With this being a brand-new show, there really weren’t any songs with which I was familiar. However, there were a couple songs which found themselves replaying over and over on the ride home. “We Own the Night” and “Neverland” were the two that I discovered myself humming to well after the show was over.

The scene in the nursery at the end of Act II was touching in its brilliance. You knew exactly was the symbolism meant without having to have the narrative fed to you. It assumes that the viewers are intelligent -- an assumption which tends to be ignored in most modern television and screen productions.

In another review that I recently read, the reviewer dismissed the music as boilerplate, bland, and uninspiring boarding on vanilla inoffensive. I must respectfully disagree. I’m not sure what show that particular reviewer was watching, or is he was not paying attention, but there were moments that bordered on risque with tongue-in-cheek lyrics and dialogue. Sure, there were no songs that we’d ever heard before, but do you think everyone knew “Tradition” was going to be an immortal hit the first time “Fiddler on the Roof” hit the stage? In my opinion, the reviewer’s take on the music was bland and uninspiring.

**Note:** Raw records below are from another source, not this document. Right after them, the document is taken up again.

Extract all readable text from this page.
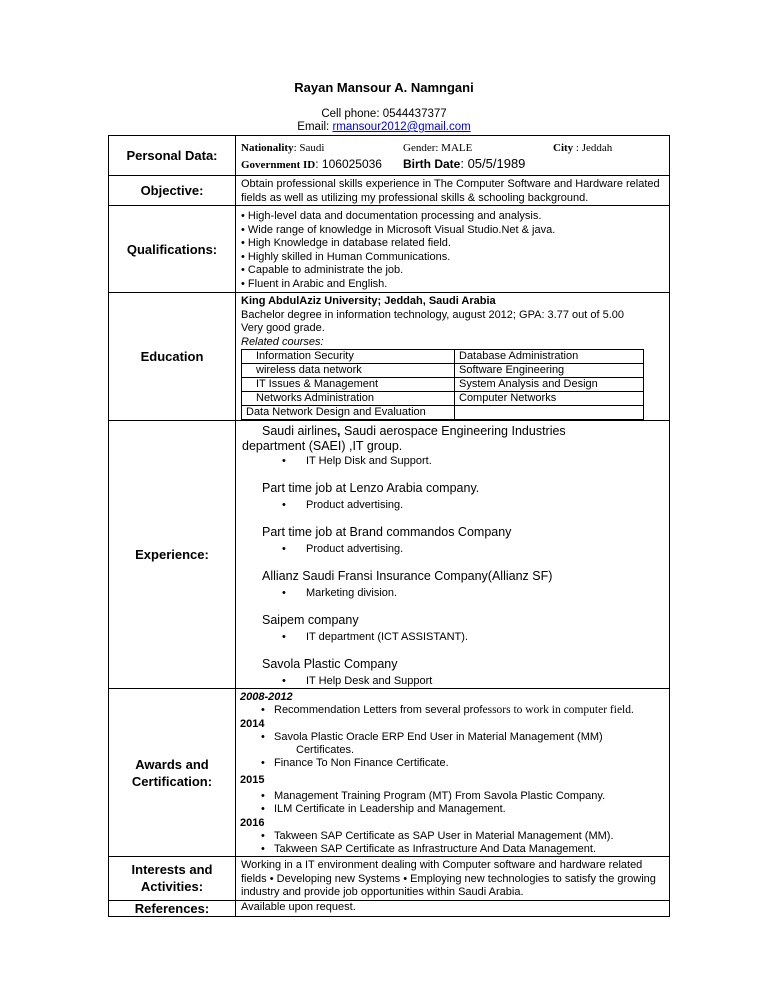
Rayan Mansour A. Namngani
Cell phone: 0544437377
Email: rmansour2012@gmail.com
Personal Data:	Nationality: Saudi	Gender: MALE	City : Jeddah
Government ID: 106025036	Birth Date: 05/5/1989

Objective:	Obtain professional skills experience in The Computer Software and Hardware related fields as well as utilizing my professional skills & schooling background.
Qualifications:	
• High-level data and documentation processing and analysis.
• Wide range of knowledge in Microsoft Visual Studio.Net & java.
• High Knowledge in database related field.
• Highly skilled in Human Communications.
• Capable to administrate the job.
• Fluent in Arabic and English.

Education	
King AbdulAziz University; Jeddah, Saudi Arabia
Bachelor degree in information technology, august 2012; GPA: 3.77 out of 5.00
Very good grade.
Related courses:
Information Security	Database Administration
wireless data network	Software Engineering
IT Issues & Management	System Analysis and Design
Networks Administration	Computer Networks
Data Network Design and Evaluation	

Experience:	
Saudi airlines, Saudi aerospace Engineering Industries
department (SAEI) ,IT group.
• IT Help Disk and Support.
Part time job at Lenzo Arabia company.
• Product advertising.
Part time job at Brand commandos Company
• Product advertising.
Allianz Saudi Fransi Insurance Company(Allianz SF)
• Marketing division.
Saipem company
• IT department (ICT ASSISTANT).
Savola Plastic Company
• IT Help Desk and Support

Awards and
Certification:

2008-2012
• Recommendation Letters from several professors to work in computer field.
2014
• Savola Plastic Oracle ERP End User in Material Management (MM)
Certificates.
• Finance To Non Finance Certificate.
2015
• Management Training Program (MT) From Savola Plastic Company.
• ILM Certificate in Leadership and Management.
2016
• Takween SAP Certificate as SAP User in Material Management (MM).
• Takween SAP Certificate as Infrastructure And Data Management.

Interests and
Activities:
	Working in a IT environment dealing with Computer software and hardware related fields • Developing new Systems • Employing new technologies to satisfy the growing industry and provide job opportunities within Saudi Arabia.
References:	Available upon request.
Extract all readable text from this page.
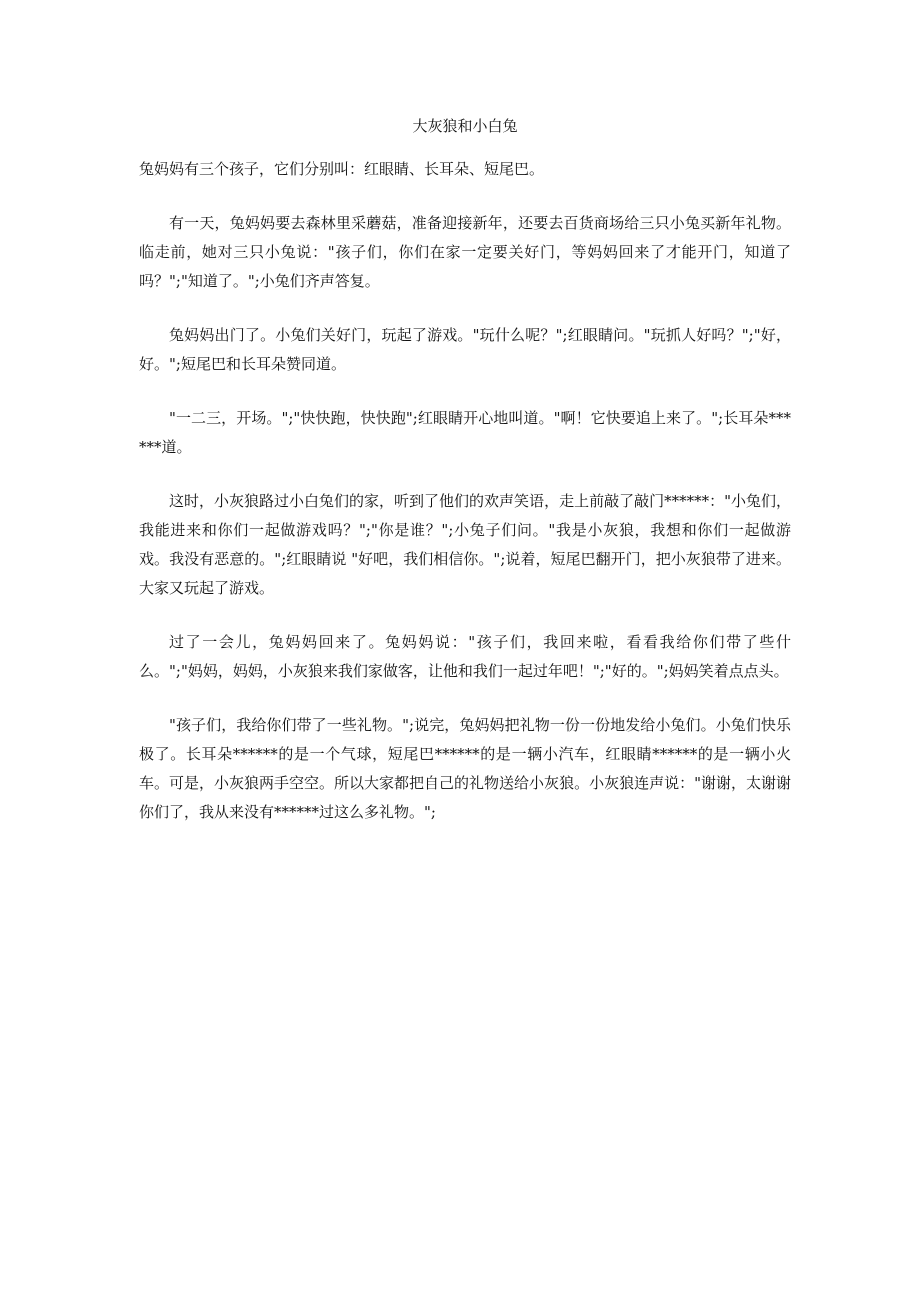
大灰狼和小白兔

兔妈妈有三个孩子，它们分别叫：红眼睛、长耳朵、短尾巴。

有一天，兔妈妈要去森林里采蘑菇，准备迎接新年，还要去百货商场给三只小兔买新年礼物。临走前，她对三只小兔说："孩子们，你们在家一定要关好门，等妈妈回来了才能开门，知道了吗？";"知道了。";小兔们齐声答复。

兔妈妈出门了。小兔们关好门，玩起了游戏。"玩什么呢？";红眼睛问。"玩抓人好吗？";"好，好。";短尾巴和长耳朵赞同道。

"一二三，开场。";"快快跑，快快跑";红眼睛开心地叫道。"啊！它快要追上来了。";长耳朵******道。

这时，小灰狼路过小白兔们的家，听到了他们的欢声笑语，走上前敲了敲门******："小兔们，我能进来和你们一起做游戏吗？";"你是谁？";小兔子们问。"我是小灰狼，我想和你们一起做游戏。我没有恶意的。";红眼睛说 "好吧，我们相信你。";说着，短尾巴翻开门，把小灰狼带了进来。大家又玩起了游戏。

过了一会儿，兔妈妈回来了。兔妈妈说："孩子们，我回来啦，看看我给你们带了些什么。";"妈妈，妈妈，小灰狼来我们家做客，让他和我们一起过年吧！";"好的。";妈妈笑着点点头。

"孩子们，我给你们带了一些礼物。";说完，兔妈妈把礼物一份一份地发给小兔们。小兔们快乐极了。长耳朵******的是一个气球，短尾巴******的是一辆小汽车，红眼睛******的是一辆小火车。可是，小灰狼两手空空。所以大家都把自己的礼物送给小灰狼。小灰狼连声说："谢谢，太谢谢你们了，我从来没有******过这么多礼物。";
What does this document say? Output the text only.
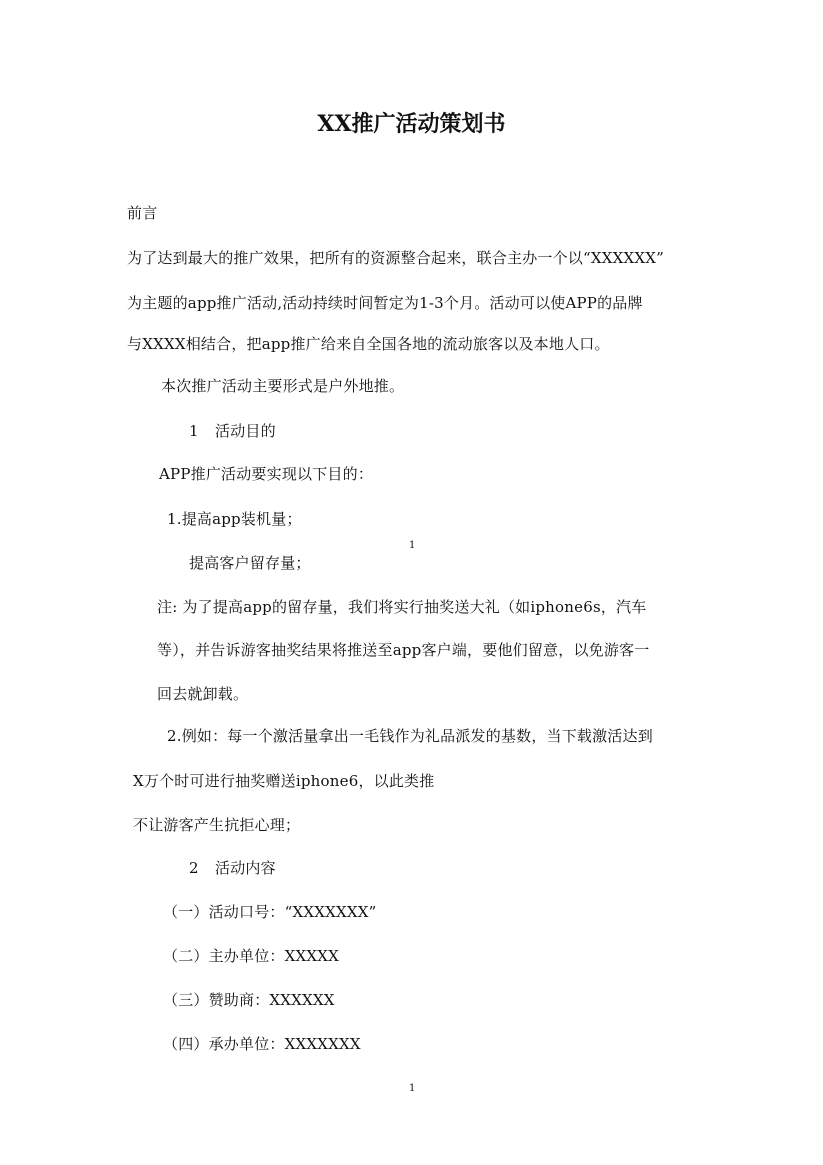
XX推广活动策划书
前言
为了达到最大的推广效果，把所有的资源整合起来，联合主办一个以“XXXXXX”
为主题的app推广活动,活动持续时间暂定为1-3个月。活动可以使APP的品牌
与XXXX相结合，把app推广给来自全国各地的流动旅客以及本地人口。
本次推广活动主要形式是户外地推。
1 活动目的
APP推广活动要实现以下目的：
1.提高app装机量；
1
提高客户留存量；
注: 为了提高app的留存量，我们将实行抽奖送大礼（如iphone6s，汽车
等），并告诉游客抽奖结果将推送至app客户端，要他们留意，以免游客一
回去就卸载。
2.例如：每一个激活量拿出一毛钱作为礼品派发的基数，当下载激活达到
X万个时可进行抽奖赠送iphone6，以此类推
不让游客产生抗拒心理；
2 活动内容
（一）活动口号：“XXXXXXX”
（二）主办单位：XXXXX
（三）赞助商：XXXXXX
（四）承办单位：XXXXXXX
1
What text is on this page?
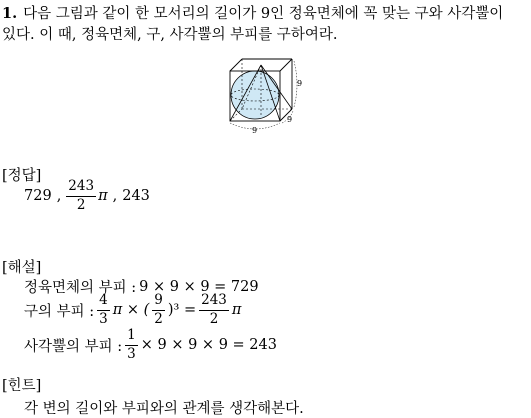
1. 다음 그림과 같이 한 모서리의 길이가 9인 정육면체에 꼭 맞는 구와 사각뿔이
있다. 이 때, 정육면체, 구, 사각뿔의 부피를 구하여라.
9
9
9
[정답]
729 , $\frac{243}{2}$ π , 243
[해설]
정육면체의 부피 : 9 × 9 × 9 = 729
구의 부피 : $\frac{4}{3}$ π × ( $\frac{9}{2} )^3 = \frac{243}{2}$ π
사각뿔의 부피 : $\frac{1}{3} \times 9 \times 9 \times 9 = 243$
[힌트]
각 변의 길이와 부피와의 관계를 생각해본다.
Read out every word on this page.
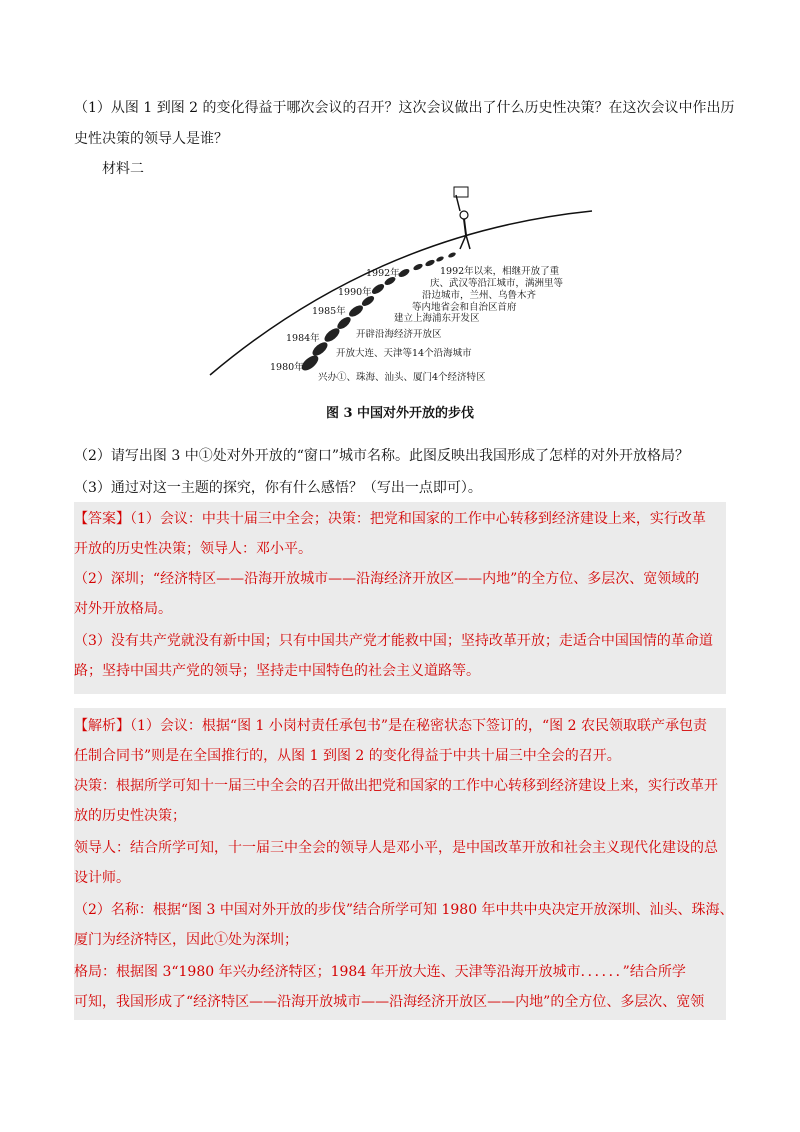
（1）从图 1 到图 2 的变化得益于哪次会议的召开？这次会议做出了什么历史性决策？在这次会议中作出历
史性决策的领导人是谁？
材料二
1992年
1990年
1985年
1984年
1980年
1992年以来，相继开放了重
庆、武汉等沿江城市，满洲里等
沿边城市，兰州、乌鲁木齐
等内地省会和自治区首府
建立上海浦东开发区
开辟沿海经济开放区
开放大连、天津等14个沿海城市
兴办①、珠海、汕头、厦门4个经济特区
图 3 中国对外开放的步伐
（2）请写出图 3 中①处对外开放的“窗口”城市名称。此图反映出我国形成了怎样的对外开放格局？
（3）通过对这一主题的探究，你有什么感悟？（写出一点即可）。
【答案】（1）会议：中共十届三中全会；决策：把党和国家的工作中心转移到经济建设上来，实行改革
开放的历史性决策；领导人：邓小平。
（2）深圳；“经济特区——沿海开放城市——沿海经济开放区——内地”的全方位、多层次、宽领域的
对外开放格局。
（3）没有共产党就没有新中国；只有中国共产党才能救中国；坚持改革开放；走适合中国国情的革命道
路；坚持中国共产党的领导；坚持走中国特色的社会主义道路等。
【解析】（1）会议：根据“图 1 小岗村责任承包书”是在秘密状态下签订的，“图 2 农民领取联产承包责
任制合同书”则是在全国推行的，从图 1 到图 2 的变化得益于中共十届三中全会的召开。
决策：根据所学可知十一届三中全会的召开做出把党和国家的工作中心转移到经济建设上来，实行改革开
放的历史性决策；
领导人：结合所学可知，十一届三中全会的领导人是邓小平，是中国改革开放和社会主义现代化建设的总
设计师。
（2）名称：根据“图 3 中国对外开放的步伐”结合所学可知 1980 年中共中央决定开放深圳、汕头、珠海、
厦门为经济特区，因此①处为深圳；
格局：根据图 3“1980 年兴办经济特区；1984 年开放大连、天津等沿海开放城市．．．．．．”结合所学
可知，我国形成了“经济特区——沿海开放城市——沿海经济开放区——内地”的全方位、多层次、宽领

The same reviewer also stated that Jon Driscoll’s projections took away from Scott Pask’s set design. Sure, I’m not an “accredited” theater reviewer, but I am a fan of the stage and a good audience member. The two pieces worked well, hand in hand with each other. Each would be less without the other to enhance it. The stage show was stunning. As a member of the audience, I found it captivating. I also could process all that was happening simultaneously.

Shea’s is a beautiful theater. Before the show, I studied the Baroque and Rococo designs that dominate the interior. We were just under the edge of the balcony sitting in a place we had never been before. I’ve never had a bad seat there. I love Shea’s. What I especially loved was something that happened before the show began. Directly in front of us were two young children who were ready to learn the genesis of the Boy Who Wouldn’t Grow Up. An usher, without a word from the parents, brought two booster seats for the children so they would have an easier time seeing. It’s that wonderful service that makes Shea’s so great.

If there was any downside, it would be the placement of the wine table and the merchandise table. They were directly opposite the doors entering the theater proper. It caused some horrendous logjams. If they could stagger the tables so that they were opposite the unused doors, that may ease some of the congestion. Other than that, I think it was a wonderful night with my beautiful wife as we celebrated 19 years of marriage. Now, to discuss those season ticket thoughts…

Craig Bacon never wants to grow up, and most people who know him will tell you he’s winning that battle.